JANA BOUŠKOVÁ’S REMARKABLE NEW ALBUM MÁ VLAST

PAYS TRIBUTE TO GREAT CZECH COMPOSERS

Album detail
Catalogue number: SU 4292-2

Jana Boušková is one of the most globally distinguished harpists of the present day. The only Czech to have won accolades at all the major international harp competitions, she has performed at prestigious venues all over the world alongside noted artists and orchestras. Moreover, she is a sought-after teacher, working at the Royal College of Music in London, the Academy of Performing Arts in Prague and other renowned schools. Yet Jana Boušková has never forgotten where her roots are and the tradition from which her own artistry and sentiment has grown. The new album, symbolically titled Má vlast, to be released by Supraphon on 14 May 2021, occupies a special position in her extensive discography. By arranging for solo harp their “iconic” pieces, Jana Boušková has paid tribute to celebrated Czech composers. Má vlast is her most personal profession of love for her homeland and the towering figures who shaped its musical landscape. Smetana, Dvořák and Suk made Czech music global – and Jana Boušková makes it resound all over the world again.

For Jana Boušková, the album Má vlast is a great dream come true: to present the harp as an instrument different from that which most listeners know. She has carried out all the arrangements herself, a task that took four years to complete. “As it was the very first time I had worked on arrangements, I approached it meticulously, often mulling over a single bar for several days, until the result was precisely what I wanted it to be. I paid attention to every detail, with enormous care, as though nurturing my own beloved child. No one anywhere had arranged the respective pieces for the harp. I felt an enormous responsibility for arranging some of the best-known compositions by the Czech masters, who did not write anything for solo harp, which was an immense challenge itself. And after completing my task, I had to rehearse and learn the music as a performer. All the pieces are really difficult, and so it took me much longer than in the case of the regular harp repertoire,” Jana Boušková said.

The circumstances under which Jana Boušková began making the album were fraught.

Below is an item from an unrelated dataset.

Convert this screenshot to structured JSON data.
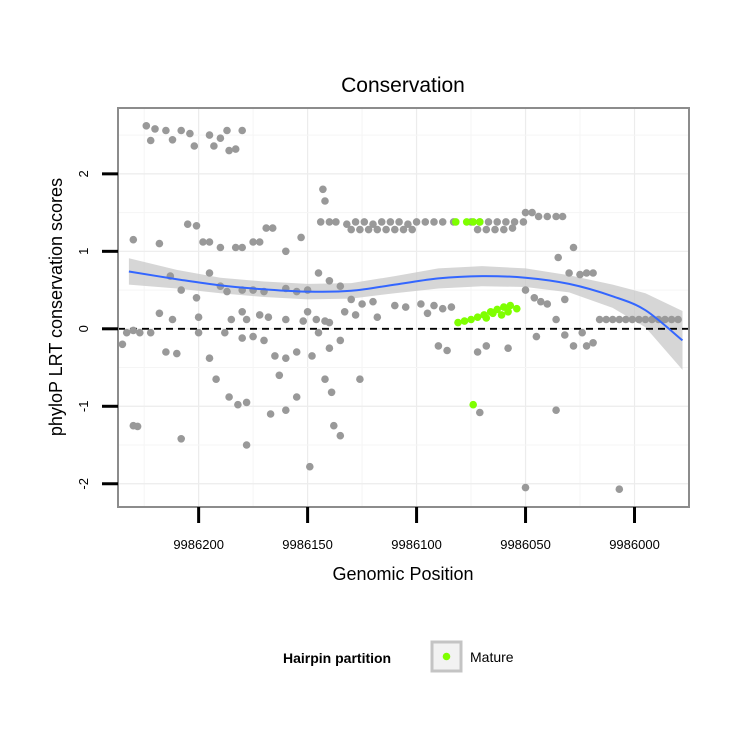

Since the pandemic situation did not allow for continuous recording, the actual sessions were very intense. “I worked with an amazing team. The cooperation with the recording director Zdeněk Zahradník and the sound engineer Ondřej Urban was simply wonderful. As a true maximalist, during the recording sessions I sometimes insisted that a piece be repeated many times over, until we attained the outcome that satisfied me. The team often joked that we had enough material for several albums. I actually heard the majority of the pieces performed for the very first time, as I had never played them previously. So I can quite vividly imagine the great excitement composers feel when they first hear their music performed live,” Jana Boušková recalled fondly. “I have arranged Smetana’s Vyšehrad, Vltava and Šárka, as well as the Largo from Dvořák’s New World Symphony, in their entirety. Accordingly, all four pieces on the album are totally unique, no one has heard them like this before. Dvořák’s American Suite and Josef Suk’s Summer Impressions are taken over from their piano versions, which I only had to transcribe for the harp. I believe that these works sound even better on the harp, as a few pianists have said,” Jana Boušková added.

The album is imbued with the spirit of Prague: it was recorded at the Dvořák Hall of the Rudolfinum, while the booklet photographs were taken against the backdrop of the city’s most beautiful landmarks. Jana Boušková points out the curious fact that when spelled backwards PRAHA, the Czech name for Prague, becomes “A HARP”, suggesting that her instrument can perhaps render Má vlast better than any other.

Jana Boušková’s album Má vlast contains:
edřich Smetana’s Vyšehrad, Vltava and Šárka (3 symphonic poems from the cycle My Country); Antonín Dvořák’s Suite in A major, “American”, Op. 98, and Largo from Symphony No. 9, “From the New World”; and Josef Suk’s Summer Impressions, Op. 22b.